A newly-planted exotic garden at RHS Wisley has torn up the rule book – it's a bold gamble for a garden in Surrey, and one which Steven Desmond traces back through centuries of adventurous English gardeners.
A nation of gardeners is bound to be eternally on the search for something more exciting in the view from the kitchen window. Every now and again, a deep-seated yearning for something with a bit more get up and go breaks through the polite surface. Away, then, with the drizzle-flecked windowpanes looking out onto familiar favourites and in with a vision of desert-island scenery.
Something of this nature has just occurred in the heathland of Surrey, in the august setting of RHS Wisley, not hitherto noted for revolutionary sentiments. Until recently, a handsome and instructive rose garden stood on the spot where we now find ourselves peering from beneath the giant paddle-shaped leaves of banana plants across a planting scheme more usually seen on the French Riviera. The exotic garden has landed.
There are limits to this extravagance, of course. Wisley is still Wisley and the new garden is framed by the hydrangeas of Battleston Hill on one side and the famous long herbaceous borders on another. The layout is also reassuringly conventional, with radiating paths circling a central fountain whose pineapple finial is fittingly modest in scale.
However, it’s the planting that catches the eye. It seems more suited to the coast of northern Queensland than the Home Counties.
‘It flares up now and again only to peter out gradually as fashion moves on. Like a firework display, we should all rush now to marvel at the spectacle while it lasts’
Like all new gardens, this is a work in progress and adjustments will be made as time goes on. All the plants have been included for their dramatic form and outline and some will flourish irrespective of the character of the coming winter. These include a young monkey-puzzle tree, always so distinctive with its regularly spaced branches curving down to the ground, the whole tree covered in that perfect spiny green armour.
Other plants, such as the dahlias and cannas, are old friends. Some will remain in the ground, perhaps covered with a pot filled with straw, to re-emerge next May. The biggest of them all, Dahlia imperialis, is here, towering above my head, and everyone will want to see how it copes in this situation.
This might be a home, too, for my own favourite, D. merckii, whose shiny mauve blooms flourish outdoors in the botanic garden at Logan on the Mull of Galloway. The free drainage here will be a considerable help.

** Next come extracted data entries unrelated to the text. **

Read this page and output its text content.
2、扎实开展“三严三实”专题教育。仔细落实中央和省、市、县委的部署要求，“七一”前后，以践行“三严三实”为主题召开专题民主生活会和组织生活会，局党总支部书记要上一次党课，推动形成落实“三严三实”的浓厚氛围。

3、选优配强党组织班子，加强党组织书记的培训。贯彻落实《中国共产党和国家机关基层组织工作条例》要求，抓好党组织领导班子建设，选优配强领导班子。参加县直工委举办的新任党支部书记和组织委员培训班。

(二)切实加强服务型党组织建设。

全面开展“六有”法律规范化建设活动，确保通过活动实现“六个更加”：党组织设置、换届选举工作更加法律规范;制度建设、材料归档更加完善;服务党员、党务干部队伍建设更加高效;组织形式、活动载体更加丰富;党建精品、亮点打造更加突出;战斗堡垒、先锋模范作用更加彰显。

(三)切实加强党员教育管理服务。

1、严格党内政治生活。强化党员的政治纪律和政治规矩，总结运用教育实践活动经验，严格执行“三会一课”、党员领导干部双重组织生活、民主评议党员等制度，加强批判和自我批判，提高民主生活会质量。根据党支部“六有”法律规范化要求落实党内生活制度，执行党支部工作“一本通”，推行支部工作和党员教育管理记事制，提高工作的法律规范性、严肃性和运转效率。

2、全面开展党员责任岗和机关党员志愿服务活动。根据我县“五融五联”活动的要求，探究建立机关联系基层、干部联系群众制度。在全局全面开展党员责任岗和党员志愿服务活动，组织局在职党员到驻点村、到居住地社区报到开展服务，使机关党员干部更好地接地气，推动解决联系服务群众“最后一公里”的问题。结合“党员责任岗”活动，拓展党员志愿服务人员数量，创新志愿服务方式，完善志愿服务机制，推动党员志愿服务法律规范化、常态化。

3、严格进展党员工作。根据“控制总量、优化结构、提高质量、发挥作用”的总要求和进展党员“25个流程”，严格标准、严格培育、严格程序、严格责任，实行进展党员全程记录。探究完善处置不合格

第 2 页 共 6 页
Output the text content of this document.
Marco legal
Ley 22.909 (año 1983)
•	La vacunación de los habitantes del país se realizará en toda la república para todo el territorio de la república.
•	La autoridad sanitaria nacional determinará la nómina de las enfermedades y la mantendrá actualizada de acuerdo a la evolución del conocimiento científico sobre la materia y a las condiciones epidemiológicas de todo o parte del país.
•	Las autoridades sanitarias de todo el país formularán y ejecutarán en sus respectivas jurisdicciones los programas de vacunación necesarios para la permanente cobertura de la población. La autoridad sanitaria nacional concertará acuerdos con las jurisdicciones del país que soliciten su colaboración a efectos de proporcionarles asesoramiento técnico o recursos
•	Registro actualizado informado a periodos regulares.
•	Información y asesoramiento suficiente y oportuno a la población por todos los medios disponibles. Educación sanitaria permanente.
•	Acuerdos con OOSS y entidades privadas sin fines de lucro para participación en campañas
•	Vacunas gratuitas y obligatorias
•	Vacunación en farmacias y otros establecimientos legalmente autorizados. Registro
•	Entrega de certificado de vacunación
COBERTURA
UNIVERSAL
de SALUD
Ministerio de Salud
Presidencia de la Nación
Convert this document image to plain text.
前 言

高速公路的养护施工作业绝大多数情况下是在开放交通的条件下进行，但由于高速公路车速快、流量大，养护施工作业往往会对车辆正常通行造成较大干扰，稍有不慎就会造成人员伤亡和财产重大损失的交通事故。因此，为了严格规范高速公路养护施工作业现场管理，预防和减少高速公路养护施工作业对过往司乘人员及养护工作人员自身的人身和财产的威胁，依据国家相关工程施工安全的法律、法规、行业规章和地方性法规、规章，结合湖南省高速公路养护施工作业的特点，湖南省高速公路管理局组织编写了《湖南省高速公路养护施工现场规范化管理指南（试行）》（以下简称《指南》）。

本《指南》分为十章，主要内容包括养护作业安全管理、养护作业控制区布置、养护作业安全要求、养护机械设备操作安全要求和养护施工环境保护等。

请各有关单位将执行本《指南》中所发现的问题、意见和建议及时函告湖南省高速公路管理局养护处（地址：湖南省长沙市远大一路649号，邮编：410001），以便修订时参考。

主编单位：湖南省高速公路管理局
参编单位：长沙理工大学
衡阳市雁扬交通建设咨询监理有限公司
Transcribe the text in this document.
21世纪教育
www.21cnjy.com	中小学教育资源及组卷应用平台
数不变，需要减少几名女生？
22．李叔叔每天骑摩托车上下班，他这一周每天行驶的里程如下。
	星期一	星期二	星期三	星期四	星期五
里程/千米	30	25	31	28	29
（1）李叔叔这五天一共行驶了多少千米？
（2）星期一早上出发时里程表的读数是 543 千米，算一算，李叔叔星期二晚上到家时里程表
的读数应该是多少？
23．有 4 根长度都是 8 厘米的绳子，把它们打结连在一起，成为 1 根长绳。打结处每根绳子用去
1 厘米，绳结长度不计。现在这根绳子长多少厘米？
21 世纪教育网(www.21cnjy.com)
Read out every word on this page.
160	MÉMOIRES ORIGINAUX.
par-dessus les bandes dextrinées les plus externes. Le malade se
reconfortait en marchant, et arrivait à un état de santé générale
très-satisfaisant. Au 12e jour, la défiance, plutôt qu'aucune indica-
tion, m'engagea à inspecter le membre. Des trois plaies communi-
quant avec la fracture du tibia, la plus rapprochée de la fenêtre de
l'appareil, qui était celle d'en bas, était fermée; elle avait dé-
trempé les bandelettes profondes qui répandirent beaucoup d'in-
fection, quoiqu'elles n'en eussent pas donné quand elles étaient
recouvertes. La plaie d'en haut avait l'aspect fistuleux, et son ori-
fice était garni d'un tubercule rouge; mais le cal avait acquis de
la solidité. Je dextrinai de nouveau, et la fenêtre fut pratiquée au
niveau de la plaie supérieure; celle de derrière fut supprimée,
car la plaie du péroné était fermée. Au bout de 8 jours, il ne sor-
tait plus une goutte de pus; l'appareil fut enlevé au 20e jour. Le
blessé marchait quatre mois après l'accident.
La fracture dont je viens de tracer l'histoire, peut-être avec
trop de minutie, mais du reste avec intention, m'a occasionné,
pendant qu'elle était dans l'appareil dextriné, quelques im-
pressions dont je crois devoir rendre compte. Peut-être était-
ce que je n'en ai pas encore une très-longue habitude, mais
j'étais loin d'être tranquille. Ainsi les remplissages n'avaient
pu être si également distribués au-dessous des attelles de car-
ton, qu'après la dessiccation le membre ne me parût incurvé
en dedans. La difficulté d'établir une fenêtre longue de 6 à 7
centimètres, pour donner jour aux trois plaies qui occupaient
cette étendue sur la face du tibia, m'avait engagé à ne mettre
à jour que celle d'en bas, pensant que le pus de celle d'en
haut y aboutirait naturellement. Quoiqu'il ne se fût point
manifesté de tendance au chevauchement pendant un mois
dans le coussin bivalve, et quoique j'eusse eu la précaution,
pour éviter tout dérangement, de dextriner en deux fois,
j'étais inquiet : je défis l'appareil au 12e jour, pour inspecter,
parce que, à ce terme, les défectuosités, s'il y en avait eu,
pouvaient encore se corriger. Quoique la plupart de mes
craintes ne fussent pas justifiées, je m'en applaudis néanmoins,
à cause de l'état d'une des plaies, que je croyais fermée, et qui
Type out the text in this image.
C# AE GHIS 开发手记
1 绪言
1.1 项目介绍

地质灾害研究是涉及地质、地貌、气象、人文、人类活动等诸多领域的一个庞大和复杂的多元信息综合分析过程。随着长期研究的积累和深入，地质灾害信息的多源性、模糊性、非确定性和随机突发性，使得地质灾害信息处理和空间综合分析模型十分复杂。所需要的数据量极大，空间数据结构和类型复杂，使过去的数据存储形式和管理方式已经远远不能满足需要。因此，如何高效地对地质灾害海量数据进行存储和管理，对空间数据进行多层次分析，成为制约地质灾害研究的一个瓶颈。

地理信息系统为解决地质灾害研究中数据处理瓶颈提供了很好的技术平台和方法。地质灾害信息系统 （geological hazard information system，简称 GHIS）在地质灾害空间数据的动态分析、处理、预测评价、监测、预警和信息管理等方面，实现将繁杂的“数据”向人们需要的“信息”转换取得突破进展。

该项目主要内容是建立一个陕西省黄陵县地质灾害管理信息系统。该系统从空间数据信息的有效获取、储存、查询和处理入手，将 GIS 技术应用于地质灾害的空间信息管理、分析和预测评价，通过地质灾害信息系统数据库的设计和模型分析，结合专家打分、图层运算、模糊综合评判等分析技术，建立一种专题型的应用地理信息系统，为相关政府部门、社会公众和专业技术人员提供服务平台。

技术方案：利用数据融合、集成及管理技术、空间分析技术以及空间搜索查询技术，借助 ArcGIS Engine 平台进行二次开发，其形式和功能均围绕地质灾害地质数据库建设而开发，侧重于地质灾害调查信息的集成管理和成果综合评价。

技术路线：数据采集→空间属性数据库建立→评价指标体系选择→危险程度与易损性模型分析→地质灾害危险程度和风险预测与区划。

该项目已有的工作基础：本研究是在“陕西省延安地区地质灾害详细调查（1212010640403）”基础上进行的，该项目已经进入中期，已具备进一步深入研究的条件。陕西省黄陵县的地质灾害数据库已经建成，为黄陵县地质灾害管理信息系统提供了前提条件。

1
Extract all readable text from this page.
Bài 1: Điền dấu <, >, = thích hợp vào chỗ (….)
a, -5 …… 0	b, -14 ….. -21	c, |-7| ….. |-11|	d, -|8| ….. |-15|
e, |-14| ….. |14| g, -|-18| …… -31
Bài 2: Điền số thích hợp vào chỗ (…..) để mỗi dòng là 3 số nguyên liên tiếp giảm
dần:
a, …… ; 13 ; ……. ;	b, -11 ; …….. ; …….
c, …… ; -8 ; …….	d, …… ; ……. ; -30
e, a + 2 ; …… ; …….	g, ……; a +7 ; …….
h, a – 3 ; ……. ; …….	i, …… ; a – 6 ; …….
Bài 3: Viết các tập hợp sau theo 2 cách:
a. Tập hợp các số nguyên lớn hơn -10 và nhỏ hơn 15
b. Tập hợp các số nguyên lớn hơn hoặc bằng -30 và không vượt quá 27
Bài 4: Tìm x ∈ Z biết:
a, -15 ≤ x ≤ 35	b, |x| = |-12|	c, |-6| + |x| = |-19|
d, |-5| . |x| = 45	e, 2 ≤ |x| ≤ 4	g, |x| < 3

The questions, however, hang over the glasshouse favourites, including the big shrub Eriobotrya japonica. Can the loquat really survive the winter in England? Will it have to suffer the indignity of being wrapped up for months?
In fact, this new venture, a daring experiment in the expert hands of garden manager Emma Allen, is the latest in a long line of such breakouts. The stalwarts of England spluttered when Christopher Lloyd, chuckling with glee, dug up his rosebeds at Great Dixter and replaced them with planting very much along these lines.
The tradition can be traced back intermittently at least to the late 19th century, when William Robinson’s The English Flower Garden included a passage by John Gibson describing his grove of palm trees underplanted by Swiss-cheese plants in Battersea Park, in 1873.
The Jardin des Plantes in Paris beds out each year an elaborate scheme of rubber plants, bananas, bird’s-nest ferns and cannas on a lawn in, interestingly, the Jardin Anglais. And the Chusan palm, brought to these shores in the 1840s by Robert Fortune from the coast of China, has long been known as the Torquay palm.
The revolution, then, has been rumbling on for some time. Like all such things, it flares up now and again only to peter out gradually as fashion moves on. Like a firework display, we should all rush now to marvel at the spectacle while it lasts.